R.I.P. Ze’ev Wurman
Ze’ev Wurman, a Research Fellow at the Independent Institute, passed away on April 29, 2023. Just before he affiliated with Independent in 2021, Ze’ev had co-authored an Independent Institute open letter criticizing the proposed California mathematics curriculum—an open letter signed by hundreds of professors and other prominent people in STEM fields.
While an Independent Institute fellow, Ze’ev wrote additional criticisms of that proposed math curriculum as well as a defense of the oversight function of standardized accountability testing of students and a piece on the inadequacy of current math textbooks. He pointed out that effective textbooks existed but were rarely adopted by public school districts, and he said that “perhaps in the future” when parents choose their children’s schools, “such maverick textbooks will have a chance.”
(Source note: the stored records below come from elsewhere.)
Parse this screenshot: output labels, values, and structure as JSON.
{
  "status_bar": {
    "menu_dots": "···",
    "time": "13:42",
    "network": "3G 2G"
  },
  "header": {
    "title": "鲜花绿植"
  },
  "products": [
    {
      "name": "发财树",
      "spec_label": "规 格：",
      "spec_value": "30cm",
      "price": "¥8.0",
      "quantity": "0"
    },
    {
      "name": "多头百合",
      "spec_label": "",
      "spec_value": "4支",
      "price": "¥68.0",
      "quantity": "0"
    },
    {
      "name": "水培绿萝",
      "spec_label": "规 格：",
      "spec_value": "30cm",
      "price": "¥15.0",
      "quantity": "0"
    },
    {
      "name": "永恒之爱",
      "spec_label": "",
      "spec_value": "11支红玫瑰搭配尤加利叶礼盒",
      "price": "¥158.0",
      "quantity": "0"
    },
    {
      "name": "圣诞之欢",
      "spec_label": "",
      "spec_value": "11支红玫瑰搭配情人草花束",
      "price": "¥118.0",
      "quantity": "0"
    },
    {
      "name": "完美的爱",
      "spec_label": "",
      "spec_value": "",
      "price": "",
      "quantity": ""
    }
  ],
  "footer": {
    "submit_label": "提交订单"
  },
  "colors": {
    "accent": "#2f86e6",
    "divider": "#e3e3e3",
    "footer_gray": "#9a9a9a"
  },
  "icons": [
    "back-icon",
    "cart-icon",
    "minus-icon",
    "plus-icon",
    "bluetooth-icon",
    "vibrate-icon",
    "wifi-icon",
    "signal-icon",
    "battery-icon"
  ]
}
He also co-authored two Independent Institute white papers: “Critical Math” Doesn’t Add Up (originally published by the Heritage Foundation), a discussion of radical politics and ethnomathematics in the K-12 math curriculum, as well as Better than Common Core, a policy briefing on the state of Florida’s English language arts and math standards.
Ze’ev worked on many aspects of K-12 educational improvement, but he was best known for three things:
- His intellectual contribution to the leadership of the Palo Alto parent group HOLD that advocated for solid math in the 1990s,
- His participation at the California state level in boosting expectations so that two-thirds of students were taking Algebra I in eighth grade, and
- His national role as one the leading scholarly critics of the Common Core national curriculum-content standards for several years beginning in 2010.
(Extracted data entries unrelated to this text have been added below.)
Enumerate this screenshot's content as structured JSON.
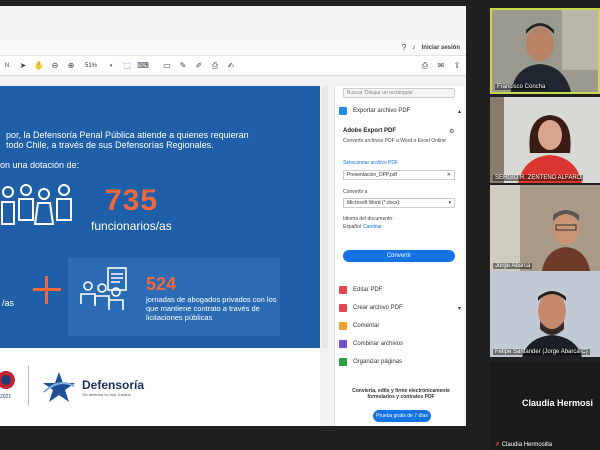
{
  "viewer": {
    "menu": {
      "help_icon": "help-icon",
      "bell_icon": "bell-icon",
      "signin_label": "Iniciar sesión"
    },
    "toolbar": {
      "zoom_value": "51%"
    }
  },
  "slide": {
    "line1": "por, la Defensoría Penal Pública atiende a quienes requieran",
    "line2": "todo Chile, a través de sus Defensorías Regionales.",
    "line3": "on una dotación de:",
    "stat1_value": "735",
    "stat1_label": "funcionarios/as",
    "left_fragment": "/as",
    "stat2_value": "524",
    "stat2_text": "jornadas de abogados privados con los que mantiene contrato a través de licitaciones públicas",
    "logo_year": "2021",
    "logo_brand": "Defensoría",
    "logo_tagline": "Sin defensa no hay Justicia",
    "colors": {
      "blue": "#1f5fa8",
      "orange": "#f2683c"
    }
  },
  "pane": {
    "search_placeholder": "Buscar 'Dibujar un rectángulo'",
    "export_header": "Exportar archivo PDF",
    "export_title": "Adobe Export PDF",
    "export_desc": "Convertir archivos PDF a Word o Excel Online",
    "select_label": "Seleccionar archivo PDF",
    "selected_file": "Presentacion_DPP.pdf",
    "convert_to_label": "Convertir a",
    "format_value": "Microsoft Word (*.docx)",
    "doc_lang_label": "Idioma del documento:",
    "doc_lang_value": "Español",
    "change_link": "Cambiar",
    "convert_button": "Convertir",
    "tools": [
      {
        "label": "Editar PDF",
        "color": "#e34850"
      },
      {
        "label": "Crear archivo PDF",
        "color": "#e34850"
      },
      {
        "label": "Comentar",
        "color": "#f0a030"
      },
      {
        "label": "Combinar archivos",
        "color": "#6e4fd2"
      },
      {
        "label": "Organizar páginas",
        "color": "#2ea043"
      }
    ],
    "promo_text": "Convierta, edite y firme electrónicamente formularios y contratos PDF",
    "trial_button": "Prueba gratis de 7 días"
  },
  "participants": [
    {
      "name": "Francisco Concha"
    },
    {
      "name": "SERGIO R. ZENTENO ALFARO"
    },
    {
      "name": "Jorge Abarca"
    },
    {
      "name": "Felipe Santander (Jorge Abarca C)"
    },
    {
      "name": "Claudia Hermosilla",
      "tile_name": "Claudia Hermosi"
    }
  ]
}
Independent Institute Senior Fellow Bill Evers, a longtime friend of Wurman’s, his frequent co-author, and a fellow battler for K-12 educational improvement, says that Wurman was “a true Mensch, as well as an ever-flowing fountain of knowledge about math.” Tom Adams, former director of the curriculum division of the California Department of Education, adds that “even when people disagreed with [Ze’ev], they knew he had a powerful mind and was a thoughtful person.”
Wayne Bishop, retired professor of mathematics at Cal State Los Angeles, says: “[Ze’ev’s] quiet but always solid contributions to the battle for good mathematics education in [California] and country” had been “so good for so long.” Janet Nicholas, a former member of the California State Board of Education, wrote that Ze’ev was “a brilliant analyst, mathematician, and exemplary statistician.” While his advocacy was always “supported by solid facts and data,” she said, Ze’ev never lost sight of “the real children whose future would be shaped” by the quality of their educational opportunities.
Ze’ev had many important roles in education reform at local, state, and national levels. Among other things, he was a senior adviser in the U.S. Department’s Office of Planning, Evaluation, and Policy Development (OPEPD) during the administration of President George W. Bush.